After U.S.-Russia Talks, Risk of War in Ukraine Still High
NATO unity and diplomacy are the hopes for preventing a wider Russian invasion.
The risk of a new Russian invasion of Ukraine remains high after today’s meeting in Geneva between Secretary of State Antony Blinken and Russian Foreign Minister Sergei Lavrov. The United States delivered its warning, with European allies, of what Blinken called a “swift, severe and a united response” if the Russian troops massed at Ukraine’s border should attack. But the outcome offered at least a hope of avoiding war as Blinken agreed to offer a set of “written comments” to Russia next week on its demand for “security guarantees” that include barring Ukraine from ever joining NATO — a demand that Ukraine, NATO and the United States reject.

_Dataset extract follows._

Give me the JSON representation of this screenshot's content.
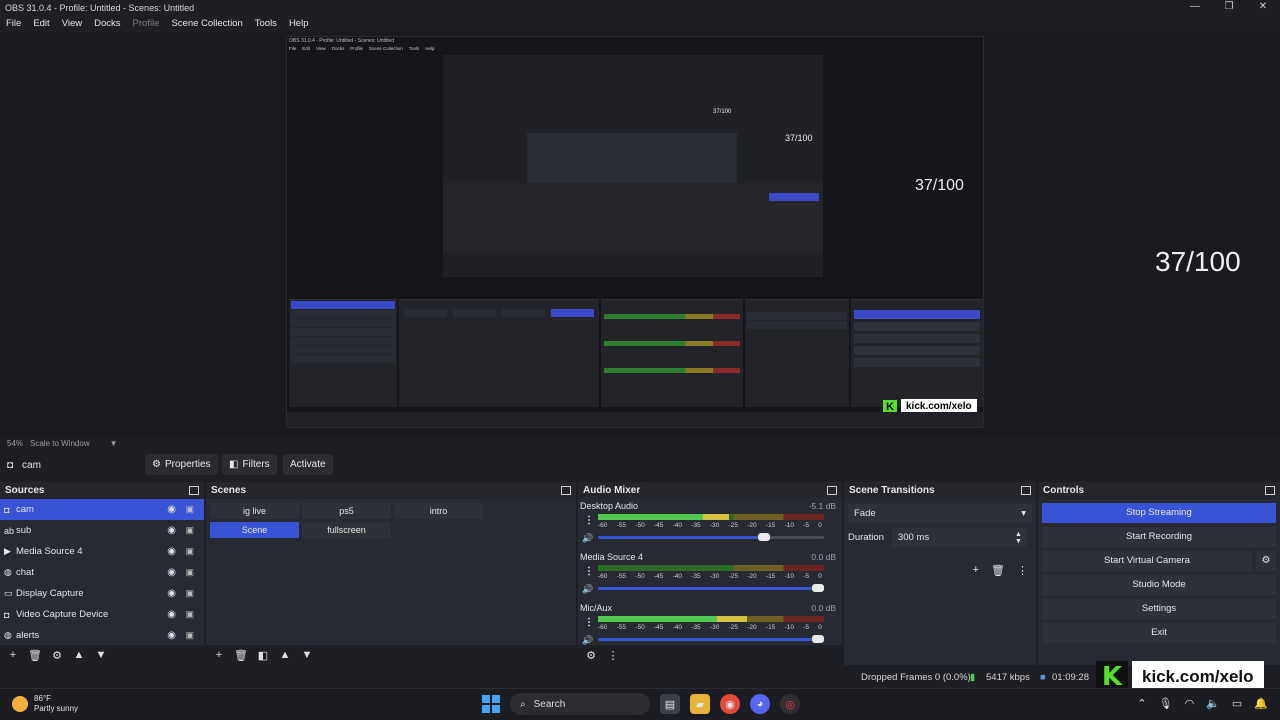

Indeed, this has been a week in which NATO is showing unity over the crisis both diplomatically and militarily. The day before meeting Lavrov, Blinken met diplomats from Britain, France and Germany and emphasized that “the United States and our allies will continue to stand with Ukraine” in a determined resistance to any expanded Russian attack. That meeting’s host, German Foreign Minister Annalena Baerbock, stated Europe’s “unequivocal unanimous commitment” to that stance.
The actions of NATO allies are speaking clearly as well. Hours before the Blinken-Lavrov meeting, Spain announced it is sending warships to join NATO forces in the Mediterranean and the Black Sea. Denmark is sending a frigate and four fighter jets as part of NATO’s defenses in the Baltic region. France has offered to send troops to Romania and the United Kingdom has announced it is helping Ukraine with defensive weapons and additional training. As analysts have noted, a surely unintended consequence of Russian President Vladimir Putin’s threat to Ukraine has been its triggering of an exercise in NATO political and defense mobilization.
Why Putin’s Behavior Matters
Preventing a renewed Russian assault on Ukraine is a protection not simply of Ukraine or Europe, but ultimately of U.S. national security, global stability, democracy and international rule of law. That is because the course of this conflict—whether Putin succeeds in using threats and violence to bludgeon other states into submission to his will—could reset globally the 21st-century terms of engagement between democratic and authoritarian systems of governance.
To understand the wider importance of how the world responds, it may help to note that, effectively, Putin is writing a playbook—perhaps the playbook—for authoritarianism and destabilization in the 21st century. He is using Ukraine as arguably the biggest testing ground for his mix of military assault, proxy warfare, cyberattacks, political subversion of other nations, massive social and mass media disinformation, the weaponization of corruption and other creative tactics.
This is a cancer now metastasizing in at least two dangerous ways. One is that Putin is applying any success he achieves in Ukraine to new conflict zones—from Georgia and the Caucasus to Libya, Syria and the Middle East, to countries in Africa and the Americas—where he seeks advantage. A second is that every other authoritarian elite in the world—from China to Venezuela to Zimbabwe—will be encouraged to follow his example.
Even when the United States faces conflicts heavy with menace—as we and our allies do now over Ukraine—true statecraft requires that we simultaneously offer opponents the chance to step back and look for ways to establish what President John Kennedy, in the depths of the Cold War, called “a beachhead of cooperation.” He addressed that offer to the same Kremlin from which Putin rules now, suggesting, “Let us never negotiate out of fear—but let us never fear to negotiate.”
In today’s talks in Geneva, the United States has restated that offer. It is now up to Mr. Putin to determine his response.